Obbligo vaccinale, Alberto Donzelli (Fondazione Sanità & Salute): "La Consulta si è basata sui dati ISS che mostrano che i vaccinati s'infettano di più"
La Corte Costituzionale, ultimo baluardo di valori fondamentali su cui nasce la repubblica ha detto sì all'obbligo vaccinale basandosi sui dati ISS che mostrano una realtà ben diversa
Il 1-12-22 la Consulta ha deciso in modo opposto a quanto oggi mostrano i
dati ISS citati a sostegno
Rispetto all’obbligo vaccinale legittimato dalla Corte Costituzionale un quotidiano ha riportato:
«All’obiezione sul vaccino che non blocca l’infezione, replica l’Avv. Tomiola (dello Stato): "I’efficacia dei vaccini è evincibile dai dati dell’Istituto Superiore di Sanità/ISS, che comprovano che due terzi delle persone non si ammalano, pertanto la critica non tiene conto della realtà obiettiva”».
L’aspetto paradossale è che nessuno pare abbia smentito tale affermazione presentando i “dati dell’ISS”, che mostrano oggi una “realtà obiettiva” ben diversa.
Proviamo a illustrarli con riferimento al Bollettino ISS del 23 novembre (Tab. 6, pag. 28), l’ultimo pubblicato, e riprendendo nei grafici allegati i dati delle Tabelle corrispondenti (prima erano indicate con il n. 5), nella serie dei Bollettini ISS settimanali da gennaio 2022.
Il messaggio, che ciascuno può subito verificare alle fonti indicate, è sintetizzato nelle righe seguenti e nelle slide allegate, riferite ai bambini da 5 a 11 anni e alle tre fasce d’età successive considerate dall’ISS, in cui operano anche tutti i lavoratori della Sanità che varie forze politiche e sociali vorrebbero ancora soggetti alle vaccinazioni obbligatorie.
La realtà documentata dai dati ISS è che oggi, rispetto ai non vaccinati di pari fascia d’età:
- i bambini di 5-11 anni con due dosi di vaccino si infettano il 30,4% in più
- i giovani 12-39 anni con booster si infettano il 22% in più
- gli adulti 40-59 anni con booster si infettano il 56% in più
- gli anziani 60-79 anni con booster si infettano ormai il 2% in più dei non vaccinati, e se fermi a 2
dosi (dunque probabilmente più distanti dall’ultimo inoculo) si infettano il 7% in più.
I dati italiani sono coerenti con un gran numero di studi internazionali presentati in occasione del Congresso POLI-COVID-22 appena svoltosi a Torino, che chiunque può visionare nelle slide (v. quelle specifiche sul sito della CMSI) o in videoregistrazione, richiedendo gli studi integrali da cui sono tratte, se avesse difficoltà a reperirli. In particolare, si segnala la documentata presentazione del Prof. John Ioannidis epidemiologo dell'Università di Stanford,
che ha mostrato come i vaccini non abbiano avuto praticamente effetto nel contenimento dell'ondata
epidemica e ha richiamato la necessità, nella corrente fase endemica, di avviare rigorosi studi randomizzati
prima di procedere a ulteriori booster sulla generalità della popolazione.

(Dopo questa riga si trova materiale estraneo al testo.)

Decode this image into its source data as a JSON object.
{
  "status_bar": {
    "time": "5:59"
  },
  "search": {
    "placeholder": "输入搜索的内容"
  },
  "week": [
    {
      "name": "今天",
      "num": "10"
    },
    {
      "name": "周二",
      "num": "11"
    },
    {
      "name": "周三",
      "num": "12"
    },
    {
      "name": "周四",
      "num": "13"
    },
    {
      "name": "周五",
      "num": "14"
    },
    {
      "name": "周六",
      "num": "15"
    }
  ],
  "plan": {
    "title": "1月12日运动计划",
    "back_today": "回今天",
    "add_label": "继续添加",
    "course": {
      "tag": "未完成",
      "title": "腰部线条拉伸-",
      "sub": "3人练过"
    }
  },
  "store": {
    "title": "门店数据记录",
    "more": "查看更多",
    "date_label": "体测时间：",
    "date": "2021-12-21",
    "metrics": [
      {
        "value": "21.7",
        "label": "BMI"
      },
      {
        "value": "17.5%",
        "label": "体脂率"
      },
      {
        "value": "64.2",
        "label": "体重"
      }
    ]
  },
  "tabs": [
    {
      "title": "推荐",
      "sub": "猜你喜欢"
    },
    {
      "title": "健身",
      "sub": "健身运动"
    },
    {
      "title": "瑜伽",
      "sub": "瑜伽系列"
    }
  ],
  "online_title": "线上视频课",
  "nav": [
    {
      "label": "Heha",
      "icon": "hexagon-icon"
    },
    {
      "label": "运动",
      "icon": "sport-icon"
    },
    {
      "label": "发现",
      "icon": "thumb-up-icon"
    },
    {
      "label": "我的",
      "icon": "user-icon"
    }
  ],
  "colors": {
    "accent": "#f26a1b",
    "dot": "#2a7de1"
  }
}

Il messaggio di fondo si può così riassumere: il tempo è la variabile fondamentale. Infatti la protezione vaccinale dall’infezione, buona all’inizio con le precedenti varianti, ma solo mediocre con Omicron, declina poi rapidamente, si azzera in pochi mesi, e quindi s'inverte, cioè i vaccinati diventano in media più soggetti a infettarsi dei non vaccinati. I booster ripristinano in modo transitorio la protezione iniziale, ma si torna a perderla velocemente, con un percorso che sembra accelerato al ripetersi dei successivi inoculi. *
Chi volesse aggrapparsi al cavillo che rischio di infezione non significhi anche rischio di trasmissione, trova risposta – tra l’altro – in un grande studio israeliano (Woodbridge et al. Nat Commun 2022; 13:6706), che mostra che la carica virale (buona approssimazione del rischio di trasmissione, in relazione inversa con il numero dei cicli di amplificazione con la PCR-RT) a 70 giorni dalla 3 a dose precipita già sotto al livello dei non vaccinati, con una pendenza della curva di discesa non certo rassicurante.